The dollar strengthened sharply later in the day, with DXY approaching 98.8. We see the move as a combination of stronger US data, still elevated inflation pressure after this week’s CPI and PPI prints, and markets pricing the Fed firmly on hold. The 10-year yield was slightly lower on the day but remained around 4.5%, keeping financial conditions tight. Oil stayed elevated, with Brent around $105/bbl and WTI near $100/bbl, as the Strait of Hormuz remains heavily disrupted and the Trump Xi talks delivered little concrete progress on Iran. We expect risk appetite to remain supported by AI momentum, but vulnerable to any renewed move higher in oil or yields.
Base metals
Base metals held at elevated levels despite the stronger dollar, suggesting underlying support remains firm across parts of the complex. Aluminium stayed above $3,600/t, but struggled to hold above $3,660/t. The spot-to-three month spread widened above $85 backwardation, pointing to stronger nearby tightness and keeping the market structurally supported. We expect dips to remain well bought while the spread stays this tight, although a clean hold above $3,660/t is unlikely.

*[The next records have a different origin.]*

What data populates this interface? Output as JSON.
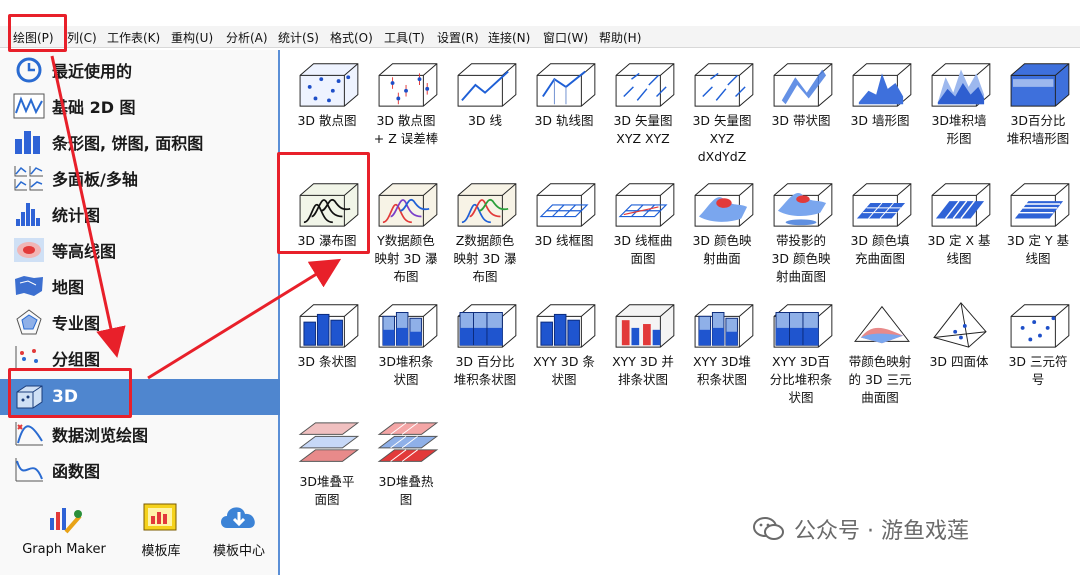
{
  "menubar": {
    "items": [
      "绘图(P)",
      "列(C)",
      "工作表(K)",
      "重构(U)",
      "分析(A)",
      "统计(S)",
      "格式(O)",
      "工具(T)",
      "设置(R)",
      "连接(N)",
      "窗口(W)",
      "帮助(H)"
    ]
  },
  "nav": {
    "items": [
      {
        "label": "最近使用的",
        "icon": "clock-icon"
      },
      {
        "label": "基础 2D 图",
        "icon": "line-wave-icon"
      },
      {
        "label": "条形图, 饼图, 面积图",
        "icon": "bar-chart-icon"
      },
      {
        "label": "多面板/多轴",
        "icon": "multi-panel-icon"
      },
      {
        "label": "统计图",
        "icon": "histogram-icon"
      },
      {
        "label": "等高线图",
        "icon": "contour-icon"
      },
      {
        "label": "地图",
        "icon": "map-icon"
      },
      {
        "label": "专业图",
        "icon": "radar-icon"
      },
      {
        "label": "分组图",
        "icon": "group-plot-icon"
      },
      {
        "label": "3D",
        "icon": "3d-box-icon",
        "active": true
      },
      {
        "label": "数据浏览绘图",
        "icon": "data-explore-icon"
      },
      {
        "label": "函数图",
        "icon": "function-plot-icon"
      }
    ]
  },
  "bottom_tools": [
    {
      "label": "Graph Maker",
      "icon": "graph-maker-icon"
    },
    {
      "label": "模板库",
      "icon": "template-library-icon"
    },
    {
      "label": "模板中心",
      "icon": "cloud-download-icon"
    }
  ],
  "tiles": [
    {
      "label": "3D 散点图",
      "icon": "scatter-3d-icon"
    },
    {
      "label": "3D 散点图\n+ Z 误差棒",
      "icon": "scatter-error-3d-icon"
    },
    {
      "label": "3D 线",
      "icon": "line-3d-icon"
    },
    {
      "label": "3D 轨线图",
      "icon": "trajectory-3d-icon"
    },
    {
      "label": "3D 矢量图\nXYZ XYZ",
      "icon": "vector-xyz-icon"
    },
    {
      "label": "3D 矢量图\nXYZ\ndXdYdZ",
      "icon": "vector-dxdydz-icon"
    },
    {
      "label": "3D 带状图",
      "icon": "ribbon-3d-icon"
    },
    {
      "label": "3D 墙形图",
      "icon": "wall-3d-icon"
    },
    {
      "label": "3D堆积墙\n形图",
      "icon": "stacked-wall-icon"
    },
    {
      "label": "3D百分比\n堆积墙形图",
      "icon": "percent-stacked-wall-icon"
    },
    {
      "label": "3D 瀑布图",
      "icon": "waterfall-3d-icon"
    },
    {
      "label": "Y数据颜色\n映射 3D 瀑\n布图",
      "icon": "waterfall-y-color-icon"
    },
    {
      "label": "Z数据颜色\n映射 3D 瀑\n布图",
      "icon": "waterfall-z-color-icon"
    },
    {
      "label": "3D 线框图",
      "icon": "wireframe-3d-icon"
    },
    {
      "label": "3D 线框曲\n面图",
      "icon": "wireframe-surface-icon"
    },
    {
      "label": "3D 颜色映\n射曲面",
      "icon": "colormap-surface-icon"
    },
    {
      "label": "带投影的\n3D 颜色映\n射曲面图",
      "icon": "projected-surface-icon"
    },
    {
      "label": "3D 颜色填\n充曲面图",
      "icon": "color-fill-surface-icon"
    },
    {
      "label": "3D 定 X 基\n线图",
      "icon": "x-baseline-icon"
    },
    {
      "label": "3D 定 Y 基\n线图",
      "icon": "y-baseline-icon"
    },
    {
      "label": "3D 条状图",
      "icon": "bars-3d-icon"
    },
    {
      "label": "3D堆积条\n状图",
      "icon": "stacked-bars-3d-icon"
    },
    {
      "label": "3D 百分比\n堆积条状图",
      "icon": "percent-stacked-bars-icon"
    },
    {
      "label": "XYY 3D 条\n状图",
      "icon": "xyy-bars-icon"
    },
    {
      "label": "XYY 3D 并\n排条状图",
      "icon": "xyy-side-bars-icon"
    },
    {
      "label": "XYY 3D堆\n积条状图",
      "icon": "xyy-stacked-bars-icon"
    },
    {
      "label": "XYY 3D百\n分比堆积条\n状图",
      "icon": "xyy-percent-bars-icon"
    },
    {
      "label": "带颜色映射\n的 3D 三元\n曲面图",
      "icon": "ternary-surface-icon"
    },
    {
      "label": "3D 四面体",
      "icon": "tetrahedron-icon"
    },
    {
      "label": "3D 三元符\n号",
      "icon": "ternary-symbol-icon"
    },
    {
      "label": "3D堆叠平\n面图",
      "icon": "stacked-planes-icon"
    },
    {
      "label": "3D堆叠热\n图",
      "icon": "stacked-heatmap-icon"
    }
  ],
  "watermark": {
    "text": "公众号 · 游鱼戏莲",
    "icon": "wechat-icon"
  },
  "colors": {
    "accent": "#4f86cf",
    "annotation": "#e8202a",
    "bar_blue": "#2f63d6"
  }
}
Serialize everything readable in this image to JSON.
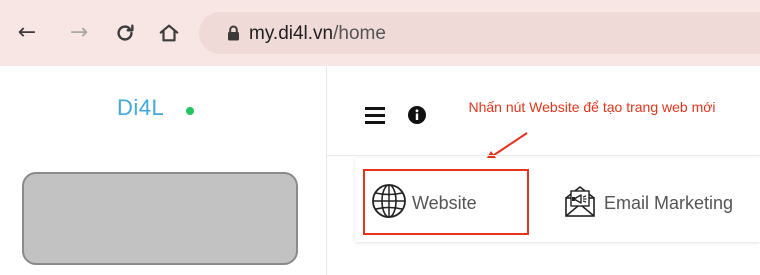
{
  "browser": {
    "url_domain": "my.di4l.vn",
    "url_path": "/home",
    "icons": [
      "back-arrow-icon",
      "forward-arrow-icon",
      "reload-icon",
      "home-icon",
      "lock-icon"
    ]
  },
  "sidebar": {
    "brand": "Di4L",
    "brand_color": "#3fa9e0",
    "status_dot_color": "#22c55e"
  },
  "main": {
    "annotation": "Nhấn nút Website để tạo trang web mới",
    "annotation_color": "#e8331a",
    "tabs": [
      {
        "label": "Website",
        "icon": "globe-icon"
      },
      {
        "label": "Email Marketing",
        "icon": "email-megaphone-icon"
      }
    ]
  }
}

Copper slipped back below $14,000/t after several strong sessions. This is the first meaningful pause in the rally and makes $14,000/t the key pivot from here. If copper quickly regains this level, we see the broader upward momentum remaining. If it fails to do so, the move risks shifting into profit taking, with attention moving back toward the previous breakout area around $13,760/t.
Zinc extended gains again, briefly touching $3,630/t before closing just below $3,600/t. The move remains constructive, but the late fade suggests some resistance is emerging at higher levels. We expect zinc to stay supported while it holds above $3,500/t, but confirmation now requires a sustained break above $3,600/t.
Precious metals and oil
Gold remained rangebound, hovering around $4,690/oz as higher yields and a firmer dollar capped upside, while geopolitical risk continued to support dips. India announced further measures to curb gold imports. After raising the effective import duty on gold and silver from 6% to 15%, the government tightened import rules further, with bullion imports above 100kg requiring advance authorisation and additional imports linked to export performance. The measures are aimed at reducing dollar outflows and supporting the rupee as higher energy costs pressure India’s external balance.
Silver eased closer to $85/oz after its recent sharp rally. The pullback looks like consolidation rather than a full reversal for now, especially after the strong outperformance earlier this week. We expect silver to remain volatile, with buyers likely to defend dips while broader metals sentiment stays constructive.